Immediately after this, to the audience’s surprise and delight, Beyoncé comes up from an elevator built into the stage along with the familiar silhouettes of Kelly Rowland and Michelle Williams, the final three members of Destiny’s Child. During the first Coachella performance, they are dressed in camouflage outfits that remind fans of Destiny’s Child’s “Survivor,” era. They begin their classic strut down the runway to the beat of “Lose My Breath,” and as they do, Beyoncé can be seen gently guiding both Rowland and Wiliams in front of her to lead the way. Fans of Beyoncé see this as her innate humble personality that not only recognizes those who have made her career possible, but brings them alongside her to join in her success.
This portion draws reminds us of Beyoncé’s 2013 Superbowl performance when she also brought Rowland and Williams to the stage as a surprise. At Coachella, Destiny’s Child also performs “Say My Name” as well as “Soldier” with Rowland and Williams performing their own verses. Their sisterhood is apparent as they share smiles and laughs throughout the songs. With their final bow, Beyoncé thanks and kisses them as they leave the stage.
The show keeps its momentum after this when Beyoncé begins “Get Me Bodied” and introduces her younger sister, Solange. We once again see a vulnerable and playful side to Beyoncé’s personality when she and her sister dance together on stage, a side of Beyoncé we don’t always get to witness. The atmosphere at the end of her show is fun, silly, and family-oriented, ending with Solange and Beyoncé laughing and falling on top of each other before Solange runs off stage after a quick bow.

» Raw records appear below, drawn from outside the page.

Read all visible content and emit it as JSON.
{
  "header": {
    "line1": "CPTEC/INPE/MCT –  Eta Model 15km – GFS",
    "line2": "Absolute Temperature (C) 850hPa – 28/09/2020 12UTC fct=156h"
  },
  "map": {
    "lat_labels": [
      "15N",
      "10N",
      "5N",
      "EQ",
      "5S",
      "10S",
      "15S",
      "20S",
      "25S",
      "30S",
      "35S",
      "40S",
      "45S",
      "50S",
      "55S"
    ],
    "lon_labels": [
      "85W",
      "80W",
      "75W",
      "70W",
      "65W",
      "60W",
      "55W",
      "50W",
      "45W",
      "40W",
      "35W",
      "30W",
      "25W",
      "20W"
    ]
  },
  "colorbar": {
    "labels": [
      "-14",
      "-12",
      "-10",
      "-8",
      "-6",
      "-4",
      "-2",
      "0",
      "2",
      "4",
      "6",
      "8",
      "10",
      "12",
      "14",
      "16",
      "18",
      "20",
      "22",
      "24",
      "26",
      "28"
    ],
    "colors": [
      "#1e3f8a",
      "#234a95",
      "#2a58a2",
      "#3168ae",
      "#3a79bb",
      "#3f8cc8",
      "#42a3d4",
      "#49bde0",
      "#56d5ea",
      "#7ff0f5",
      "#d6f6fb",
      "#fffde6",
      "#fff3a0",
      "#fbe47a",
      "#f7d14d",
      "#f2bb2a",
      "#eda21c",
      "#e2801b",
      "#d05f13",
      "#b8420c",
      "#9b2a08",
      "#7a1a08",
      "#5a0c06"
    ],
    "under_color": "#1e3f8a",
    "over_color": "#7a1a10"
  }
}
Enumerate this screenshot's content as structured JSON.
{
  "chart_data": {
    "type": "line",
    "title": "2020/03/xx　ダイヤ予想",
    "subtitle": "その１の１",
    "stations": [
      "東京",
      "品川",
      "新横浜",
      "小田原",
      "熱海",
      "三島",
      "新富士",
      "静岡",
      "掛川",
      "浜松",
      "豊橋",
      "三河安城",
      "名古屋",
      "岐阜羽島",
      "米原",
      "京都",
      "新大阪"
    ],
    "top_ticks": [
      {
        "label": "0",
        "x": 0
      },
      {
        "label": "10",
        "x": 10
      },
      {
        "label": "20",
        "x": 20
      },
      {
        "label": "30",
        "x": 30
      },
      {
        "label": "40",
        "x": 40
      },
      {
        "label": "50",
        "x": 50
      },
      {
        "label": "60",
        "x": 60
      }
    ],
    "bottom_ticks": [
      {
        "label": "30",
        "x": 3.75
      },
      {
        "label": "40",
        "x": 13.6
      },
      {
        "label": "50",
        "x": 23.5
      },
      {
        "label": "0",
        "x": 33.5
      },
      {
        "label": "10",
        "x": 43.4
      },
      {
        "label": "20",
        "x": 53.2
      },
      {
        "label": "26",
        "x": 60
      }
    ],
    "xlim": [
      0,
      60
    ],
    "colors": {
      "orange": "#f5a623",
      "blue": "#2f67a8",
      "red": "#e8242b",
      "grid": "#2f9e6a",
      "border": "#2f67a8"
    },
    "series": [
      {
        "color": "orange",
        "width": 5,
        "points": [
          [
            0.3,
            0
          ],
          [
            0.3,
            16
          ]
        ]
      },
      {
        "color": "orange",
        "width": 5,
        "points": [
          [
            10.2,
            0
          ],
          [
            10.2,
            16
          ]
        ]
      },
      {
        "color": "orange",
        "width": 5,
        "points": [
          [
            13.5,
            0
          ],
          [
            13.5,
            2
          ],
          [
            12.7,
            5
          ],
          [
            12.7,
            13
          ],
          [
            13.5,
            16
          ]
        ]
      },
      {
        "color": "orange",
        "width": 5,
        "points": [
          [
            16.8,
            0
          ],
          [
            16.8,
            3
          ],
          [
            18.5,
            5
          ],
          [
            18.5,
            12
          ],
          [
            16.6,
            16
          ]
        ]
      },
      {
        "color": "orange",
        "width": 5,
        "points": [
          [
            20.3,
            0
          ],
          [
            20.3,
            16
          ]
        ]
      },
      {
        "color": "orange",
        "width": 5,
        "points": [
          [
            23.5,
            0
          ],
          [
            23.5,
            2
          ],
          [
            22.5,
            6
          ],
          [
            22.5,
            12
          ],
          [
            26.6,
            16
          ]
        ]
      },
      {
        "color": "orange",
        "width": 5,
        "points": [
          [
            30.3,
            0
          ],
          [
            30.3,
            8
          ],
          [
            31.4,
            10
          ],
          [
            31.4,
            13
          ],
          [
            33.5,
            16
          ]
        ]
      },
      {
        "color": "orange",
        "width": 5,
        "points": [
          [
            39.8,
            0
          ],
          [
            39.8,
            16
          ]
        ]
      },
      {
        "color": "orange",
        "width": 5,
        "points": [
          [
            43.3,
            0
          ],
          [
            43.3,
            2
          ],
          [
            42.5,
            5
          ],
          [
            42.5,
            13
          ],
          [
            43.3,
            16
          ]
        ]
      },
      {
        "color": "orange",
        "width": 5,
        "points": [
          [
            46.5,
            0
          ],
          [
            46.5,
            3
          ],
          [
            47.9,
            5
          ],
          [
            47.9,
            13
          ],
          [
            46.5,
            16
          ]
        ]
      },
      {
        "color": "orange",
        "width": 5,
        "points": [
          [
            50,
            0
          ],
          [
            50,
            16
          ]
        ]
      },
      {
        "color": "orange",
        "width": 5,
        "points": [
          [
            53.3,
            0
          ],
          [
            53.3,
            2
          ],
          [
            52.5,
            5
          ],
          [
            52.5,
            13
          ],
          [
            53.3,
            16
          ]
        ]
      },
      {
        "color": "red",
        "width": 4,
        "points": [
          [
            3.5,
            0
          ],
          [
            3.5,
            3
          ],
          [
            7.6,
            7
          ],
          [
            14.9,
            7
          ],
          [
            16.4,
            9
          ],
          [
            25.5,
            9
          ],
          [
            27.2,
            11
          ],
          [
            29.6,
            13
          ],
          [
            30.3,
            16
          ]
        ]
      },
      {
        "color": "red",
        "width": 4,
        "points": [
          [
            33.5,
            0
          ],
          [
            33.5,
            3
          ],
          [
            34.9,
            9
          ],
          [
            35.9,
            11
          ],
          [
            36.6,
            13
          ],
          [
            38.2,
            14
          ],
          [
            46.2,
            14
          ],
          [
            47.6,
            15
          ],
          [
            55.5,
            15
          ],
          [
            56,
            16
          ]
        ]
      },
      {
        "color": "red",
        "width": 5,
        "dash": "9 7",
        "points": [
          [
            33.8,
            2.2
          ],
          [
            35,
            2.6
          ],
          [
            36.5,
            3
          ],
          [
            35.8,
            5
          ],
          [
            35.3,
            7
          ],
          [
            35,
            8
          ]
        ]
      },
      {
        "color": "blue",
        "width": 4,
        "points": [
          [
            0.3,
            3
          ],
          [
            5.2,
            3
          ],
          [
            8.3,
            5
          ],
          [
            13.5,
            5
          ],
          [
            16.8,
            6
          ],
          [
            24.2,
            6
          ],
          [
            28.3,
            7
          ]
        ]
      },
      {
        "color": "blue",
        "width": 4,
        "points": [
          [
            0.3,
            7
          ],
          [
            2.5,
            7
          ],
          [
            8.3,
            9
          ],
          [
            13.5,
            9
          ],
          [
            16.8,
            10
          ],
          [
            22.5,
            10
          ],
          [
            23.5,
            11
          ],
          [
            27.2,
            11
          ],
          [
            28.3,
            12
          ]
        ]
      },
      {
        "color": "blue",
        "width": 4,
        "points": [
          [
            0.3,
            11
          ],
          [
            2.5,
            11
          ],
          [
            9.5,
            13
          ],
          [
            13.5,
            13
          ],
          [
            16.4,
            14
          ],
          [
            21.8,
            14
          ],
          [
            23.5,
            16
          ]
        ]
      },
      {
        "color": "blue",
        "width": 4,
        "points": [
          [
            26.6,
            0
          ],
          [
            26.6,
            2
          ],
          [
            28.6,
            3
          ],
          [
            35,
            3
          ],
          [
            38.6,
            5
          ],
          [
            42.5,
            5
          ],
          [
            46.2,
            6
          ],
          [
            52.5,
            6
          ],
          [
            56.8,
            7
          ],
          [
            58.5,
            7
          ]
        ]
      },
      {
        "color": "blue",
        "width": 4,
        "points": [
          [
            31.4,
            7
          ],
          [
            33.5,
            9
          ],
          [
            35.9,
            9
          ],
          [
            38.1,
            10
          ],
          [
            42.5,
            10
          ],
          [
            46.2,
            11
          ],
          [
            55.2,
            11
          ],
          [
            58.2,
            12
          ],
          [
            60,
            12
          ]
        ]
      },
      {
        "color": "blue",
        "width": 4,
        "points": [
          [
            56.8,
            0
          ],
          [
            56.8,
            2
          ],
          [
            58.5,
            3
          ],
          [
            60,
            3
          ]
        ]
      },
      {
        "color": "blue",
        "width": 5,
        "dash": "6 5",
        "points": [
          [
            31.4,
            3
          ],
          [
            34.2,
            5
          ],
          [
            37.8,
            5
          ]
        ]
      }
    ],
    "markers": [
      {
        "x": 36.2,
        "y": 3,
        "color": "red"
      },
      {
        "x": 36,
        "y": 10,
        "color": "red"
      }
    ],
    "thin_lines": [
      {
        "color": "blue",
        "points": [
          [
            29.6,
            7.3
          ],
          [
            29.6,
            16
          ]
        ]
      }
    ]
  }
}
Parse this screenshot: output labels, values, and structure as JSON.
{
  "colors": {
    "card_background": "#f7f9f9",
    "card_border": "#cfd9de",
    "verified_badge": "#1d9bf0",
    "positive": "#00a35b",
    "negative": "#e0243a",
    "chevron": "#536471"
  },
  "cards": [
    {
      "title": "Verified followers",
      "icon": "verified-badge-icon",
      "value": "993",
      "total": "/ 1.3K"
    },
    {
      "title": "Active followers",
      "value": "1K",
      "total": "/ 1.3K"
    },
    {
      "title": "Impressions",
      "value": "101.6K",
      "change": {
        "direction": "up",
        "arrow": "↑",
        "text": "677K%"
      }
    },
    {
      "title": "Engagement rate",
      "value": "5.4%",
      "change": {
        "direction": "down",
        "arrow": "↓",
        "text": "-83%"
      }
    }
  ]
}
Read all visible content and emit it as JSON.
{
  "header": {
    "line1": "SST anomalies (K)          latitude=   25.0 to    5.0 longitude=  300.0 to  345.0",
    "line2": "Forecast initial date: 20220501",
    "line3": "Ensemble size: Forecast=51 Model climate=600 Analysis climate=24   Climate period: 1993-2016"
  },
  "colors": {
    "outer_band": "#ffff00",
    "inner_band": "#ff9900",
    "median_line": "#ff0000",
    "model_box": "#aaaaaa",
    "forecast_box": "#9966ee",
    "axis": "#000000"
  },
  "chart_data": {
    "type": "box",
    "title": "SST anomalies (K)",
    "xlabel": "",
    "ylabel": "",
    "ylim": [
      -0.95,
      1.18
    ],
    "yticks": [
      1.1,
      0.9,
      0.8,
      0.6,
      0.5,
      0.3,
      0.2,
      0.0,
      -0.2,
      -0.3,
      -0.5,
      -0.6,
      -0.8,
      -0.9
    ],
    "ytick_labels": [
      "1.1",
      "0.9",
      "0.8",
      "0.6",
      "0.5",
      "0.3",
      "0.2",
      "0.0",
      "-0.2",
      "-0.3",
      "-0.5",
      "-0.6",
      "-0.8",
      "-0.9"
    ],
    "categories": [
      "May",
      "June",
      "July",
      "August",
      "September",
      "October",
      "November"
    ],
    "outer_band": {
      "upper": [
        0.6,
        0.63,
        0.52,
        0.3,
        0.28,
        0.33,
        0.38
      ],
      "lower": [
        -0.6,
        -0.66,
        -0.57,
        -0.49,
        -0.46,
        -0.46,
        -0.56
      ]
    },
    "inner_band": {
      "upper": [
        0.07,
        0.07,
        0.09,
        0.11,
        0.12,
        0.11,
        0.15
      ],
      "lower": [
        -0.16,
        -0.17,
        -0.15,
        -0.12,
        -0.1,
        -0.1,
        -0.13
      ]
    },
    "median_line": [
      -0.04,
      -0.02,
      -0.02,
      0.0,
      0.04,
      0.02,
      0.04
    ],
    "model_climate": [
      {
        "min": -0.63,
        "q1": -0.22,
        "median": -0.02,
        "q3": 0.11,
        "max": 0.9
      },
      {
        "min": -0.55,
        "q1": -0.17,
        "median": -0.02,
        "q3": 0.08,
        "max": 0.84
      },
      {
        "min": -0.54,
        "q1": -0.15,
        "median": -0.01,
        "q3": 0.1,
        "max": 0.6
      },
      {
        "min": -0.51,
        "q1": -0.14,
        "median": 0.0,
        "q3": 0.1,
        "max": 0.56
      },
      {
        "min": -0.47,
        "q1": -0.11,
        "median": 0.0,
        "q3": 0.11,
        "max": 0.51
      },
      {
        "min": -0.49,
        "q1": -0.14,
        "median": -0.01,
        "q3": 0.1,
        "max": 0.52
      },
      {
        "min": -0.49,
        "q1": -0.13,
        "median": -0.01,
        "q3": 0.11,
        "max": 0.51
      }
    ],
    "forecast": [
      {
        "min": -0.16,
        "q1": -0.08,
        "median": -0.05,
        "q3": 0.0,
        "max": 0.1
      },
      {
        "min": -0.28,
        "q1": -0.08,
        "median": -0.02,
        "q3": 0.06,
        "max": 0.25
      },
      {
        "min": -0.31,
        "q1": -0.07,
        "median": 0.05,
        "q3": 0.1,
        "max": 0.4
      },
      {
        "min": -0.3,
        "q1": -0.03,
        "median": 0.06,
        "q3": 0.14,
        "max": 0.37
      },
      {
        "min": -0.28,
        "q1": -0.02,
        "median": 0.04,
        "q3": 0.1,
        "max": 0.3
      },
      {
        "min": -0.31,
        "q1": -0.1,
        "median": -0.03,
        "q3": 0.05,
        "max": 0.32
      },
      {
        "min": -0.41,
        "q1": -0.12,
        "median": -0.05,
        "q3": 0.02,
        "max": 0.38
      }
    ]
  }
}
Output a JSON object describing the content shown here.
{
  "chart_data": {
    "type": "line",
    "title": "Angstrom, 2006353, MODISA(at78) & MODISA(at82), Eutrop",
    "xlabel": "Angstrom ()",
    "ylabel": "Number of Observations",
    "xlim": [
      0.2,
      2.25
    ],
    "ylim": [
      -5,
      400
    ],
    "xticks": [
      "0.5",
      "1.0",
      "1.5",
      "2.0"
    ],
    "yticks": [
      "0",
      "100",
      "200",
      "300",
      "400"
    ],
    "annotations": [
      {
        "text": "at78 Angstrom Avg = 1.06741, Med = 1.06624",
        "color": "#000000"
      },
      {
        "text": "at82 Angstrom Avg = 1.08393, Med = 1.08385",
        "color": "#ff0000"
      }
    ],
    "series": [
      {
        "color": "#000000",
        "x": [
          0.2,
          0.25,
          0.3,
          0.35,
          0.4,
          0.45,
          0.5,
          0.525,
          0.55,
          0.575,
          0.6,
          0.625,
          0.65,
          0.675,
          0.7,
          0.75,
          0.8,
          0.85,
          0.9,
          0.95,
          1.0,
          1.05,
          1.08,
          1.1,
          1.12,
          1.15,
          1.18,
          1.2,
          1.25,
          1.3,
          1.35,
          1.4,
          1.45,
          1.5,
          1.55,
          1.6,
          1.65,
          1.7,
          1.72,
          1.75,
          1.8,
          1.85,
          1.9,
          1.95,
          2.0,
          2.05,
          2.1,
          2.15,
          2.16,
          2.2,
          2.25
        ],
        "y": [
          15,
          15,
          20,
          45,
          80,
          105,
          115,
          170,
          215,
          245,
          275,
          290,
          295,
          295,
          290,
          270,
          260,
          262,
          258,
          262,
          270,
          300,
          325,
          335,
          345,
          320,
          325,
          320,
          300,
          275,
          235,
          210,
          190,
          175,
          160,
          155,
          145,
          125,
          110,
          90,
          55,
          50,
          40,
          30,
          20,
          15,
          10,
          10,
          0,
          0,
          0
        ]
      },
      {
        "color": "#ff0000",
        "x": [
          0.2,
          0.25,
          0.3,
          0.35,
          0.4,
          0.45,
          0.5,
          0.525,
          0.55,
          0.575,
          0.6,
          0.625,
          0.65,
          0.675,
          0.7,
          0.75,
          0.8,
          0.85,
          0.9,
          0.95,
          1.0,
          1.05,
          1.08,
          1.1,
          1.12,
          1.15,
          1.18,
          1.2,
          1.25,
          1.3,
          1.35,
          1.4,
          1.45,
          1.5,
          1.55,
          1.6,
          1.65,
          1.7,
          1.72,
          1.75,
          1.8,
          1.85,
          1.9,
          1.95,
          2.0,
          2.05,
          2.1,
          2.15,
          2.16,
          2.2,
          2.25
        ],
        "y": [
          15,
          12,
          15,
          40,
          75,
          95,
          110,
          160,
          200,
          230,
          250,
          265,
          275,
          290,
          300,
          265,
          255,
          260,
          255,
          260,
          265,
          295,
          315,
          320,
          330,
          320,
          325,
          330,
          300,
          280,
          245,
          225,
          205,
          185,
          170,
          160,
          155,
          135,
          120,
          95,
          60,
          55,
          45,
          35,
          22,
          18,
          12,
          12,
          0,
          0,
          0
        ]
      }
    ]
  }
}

Beyoncé then performs the last and one of her most popular songs, “Single Ladies (Put a Ring on It)” on the runway, sticking to the classic choreography that most people, whether fans of hers or not, are able to recognize, rounding out her concert and her career in a way that is full-circle.
“I feel we made something that made my daughter proud, made my mother proud, my father proud. I mean, and all of the people that are my brothers and sisters around the world,” Beyoncé ends her documentary with, “and that’s why I live . . . if my country-ass can do it, they can do it.”
During the last few moments of her performance, Beyoncé adds a stripped-down version of her fan-favorite song, “Love On Top,” saying that the song is “dedicated to my incredible Beyhive.”
She begins the song on the catwalk, close to her fans and interacting with them and showing personal gratitude. She brings the show to a close, thanking her band, dancers, singers, and the vast team working behind the scenes who were able to bring the Herculean concert to the Coachella stage. The documentary ends with a cover of “Before I Let Go,” a hit by Black soul musicians Frankie Beverly and Maze, rounding out the homey and traditional feel her entire show embodies.
Beyoncé’s Homecoming was a cultural reset pushing Black culture, feminism, and the importance of family and sisterhood to the forefront of modern pop culture. Instead of fitting into the mold of past Coachella shows and adapting to the precedent already set, Beyoncé chose to make it her own, redefining what it means to not only be a tide-changing performer with every project she does, but as a Black woman who has undoubtedly excelled to the ranks of American icon—and one who raises up those listening and watching as well.